We already established that $-k$ is a root; thus, $(x + k)$ is a factor of $f(x)$. To find the other factor, we perform polynomial long division of
$x^3 + (1 - k^2)x + k$ by $(x + k)$.

After performing the long division, we find that
$f(x) = (x + k)(x^2 - kx + (1 - k^2)).$

To find the other two roots, we set the quadratic equation $x^2 - kx + (1 - k^2) = 0$ and use the quadratic formula:

$x = \frac{k \pm \sqrt{k^2 - 4(1 - k^2)}}{2}.$

This simplifies to:
$x = \frac{k \pm \sqrt{5k^2 - 4}}{2}.$

Thus, the other two roots of the equation are:

1. $\frac{k + \sqrt{5k^2 - 4}}{2}$
2. $\frac{k - \sqrt{5k^2 - 4}}{2}$.

For $f$ to have exactly one real root, the discriminant of the quadratic equation must be zero.

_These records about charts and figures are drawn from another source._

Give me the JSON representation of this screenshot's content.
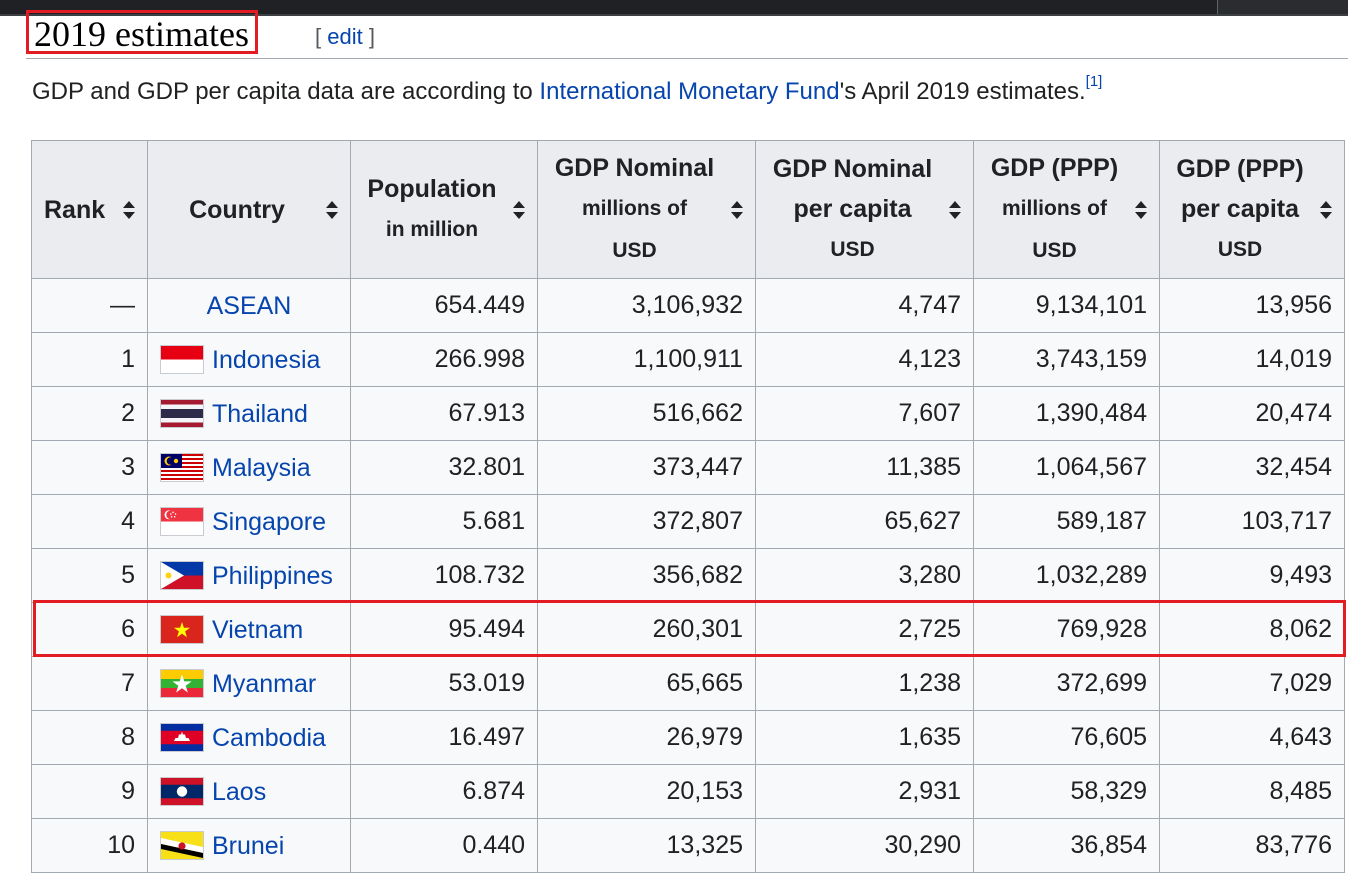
{
  "section": {
    "title": "2019 estimates",
    "edit_open": "[ ",
    "edit_label": "edit",
    "edit_close": " ]"
  },
  "intro": {
    "before_link": "GDP and GDP per capita data are according to ",
    "link_text": "International Monetary Fund",
    "after_link": "'s April 2019 estimates.",
    "citation": "[1]"
  },
  "table": {
    "headers": [
      {
        "main": "Rank",
        "sub": ""
      },
      {
        "main": "Country",
        "sub": ""
      },
      {
        "main": "Population",
        "sub": "in million"
      },
      {
        "main": "GDP Nominal",
        "sub": "millions of",
        "sub2": "USD"
      },
      {
        "main": "GDP Nominal",
        "sub": "per capita",
        "sub2": "USD"
      },
      {
        "main": "GDP (PPP)",
        "sub": "millions of",
        "sub2": "USD"
      },
      {
        "main": "GDP (PPP)",
        "sub": "per capita",
        "sub2": "USD"
      }
    ],
    "rows": [
      {
        "rank": "—",
        "country": "ASEAN",
        "flag": "none",
        "population": "654.449",
        "gdp_nominal": "3,106,932",
        "gdp_nominal_pc": "4,747",
        "gdp_ppp": "9,134,101",
        "gdp_ppp_pc": "13,956"
      },
      {
        "rank": "1",
        "country": "Indonesia",
        "flag": "indonesia-flag-icon",
        "population": "266.998",
        "gdp_nominal": "1,100,911",
        "gdp_nominal_pc": "4,123",
        "gdp_ppp": "3,743,159",
        "gdp_ppp_pc": "14,019"
      },
      {
        "rank": "2",
        "country": "Thailand",
        "flag": "thailand-flag-icon",
        "population": "67.913",
        "gdp_nominal": "516,662",
        "gdp_nominal_pc": "7,607",
        "gdp_ppp": "1,390,484",
        "gdp_ppp_pc": "20,474"
      },
      {
        "rank": "3",
        "country": "Malaysia",
        "flag": "malaysia-flag-icon",
        "population": "32.801",
        "gdp_nominal": "373,447",
        "gdp_nominal_pc": "11,385",
        "gdp_ppp": "1,064,567",
        "gdp_ppp_pc": "32,454"
      },
      {
        "rank": "4",
        "country": "Singapore",
        "flag": "singapore-flag-icon",
        "population": "5.681",
        "gdp_nominal": "372,807",
        "gdp_nominal_pc": "65,627",
        "gdp_ppp": "589,187",
        "gdp_ppp_pc": "103,717"
      },
      {
        "rank": "5",
        "country": "Philippines",
        "flag": "philippines-flag-icon",
        "population": "108.732",
        "gdp_nominal": "356,682",
        "gdp_nominal_pc": "3,280",
        "gdp_ppp": "1,032,289",
        "gdp_ppp_pc": "9,493"
      },
      {
        "rank": "6",
        "country": "Vietnam",
        "flag": "vietnam-flag-icon",
        "population": "95.494",
        "gdp_nominal": "260,301",
        "gdp_nominal_pc": "2,725",
        "gdp_ppp": "769,928",
        "gdp_ppp_pc": "8,062"
      },
      {
        "rank": "7",
        "country": "Myanmar",
        "flag": "myanmar-flag-icon",
        "population": "53.019",
        "gdp_nominal": "65,665",
        "gdp_nominal_pc": "1,238",
        "gdp_ppp": "372,699",
        "gdp_ppp_pc": "7,029"
      },
      {
        "rank": "8",
        "country": "Cambodia",
        "flag": "cambodia-flag-icon",
        "population": "16.497",
        "gdp_nominal": "26,979",
        "gdp_nominal_pc": "1,635",
        "gdp_ppp": "76,605",
        "gdp_ppp_pc": "4,643"
      },
      {
        "rank": "9",
        "country": "Laos",
        "flag": "laos-flag-icon",
        "population": "6.874",
        "gdp_nominal": "20,153",
        "gdp_nominal_pc": "2,931",
        "gdp_ppp": "58,329",
        "gdp_ppp_pc": "8,485"
      },
      {
        "rank": "10",
        "country": "Brunei",
        "flag": "brunei-flag-icon",
        "population": "0.440",
        "gdp_nominal": "13,325",
        "gdp_nominal_pc": "30,290",
        "gdp_ppp": "36,854",
        "gdp_ppp_pc": "83,776"
      }
    ]
  },
  "colors": {
    "link": "#0645ad",
    "header_bg": "#eaecf0",
    "cell_bg": "#f8f9fa",
    "border": "#a2a9b1",
    "highlight": "#e31b23"
  }
}
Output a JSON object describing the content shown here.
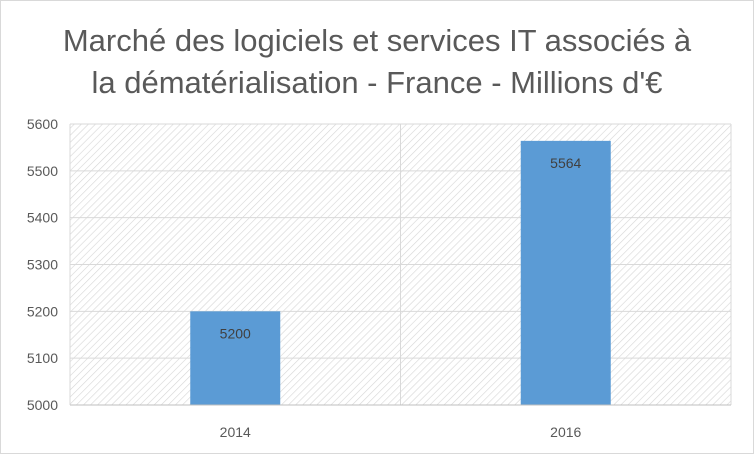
{
  "chart_data": {
    "type": "bar",
    "title_lines": [
      "Marché des logiciels et services IT associés à",
      "la dématérialisation - France - Millions d'€"
    ],
    "categories": [
      "2014",
      "2016"
    ],
    "values": [
      5200,
      5564
    ],
    "data_labels": [
      "5200",
      "5564"
    ],
    "ylim": [
      5000,
      5600
    ],
    "y_ticks": [
      "5000",
      "5100",
      "5200",
      "5300",
      "5400",
      "5500",
      "5600"
    ],
    "grid": true,
    "legend": "none",
    "bar_color": "#5b9bd5"
  }
}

From the earlier derived form:
$5k^2 - 4 = 0.$
Solving for $k$, we get:
$5k^2 = 4 \implies k^2 = \frac{4}{5} \implies k = \pm \frac{2}{\sqrt{5}}.$

Additionally, for $f$ to have one real root, we require $k^2 - 4 < 0$, leading to the range
$-2 < k < 2.$

Thus, the set of values of $k$ for which $f$ has exactly one real root is $k \in \left(-\frac{2}{\sqrt{5}}, \frac{2}{\sqrt{5}}\right)$.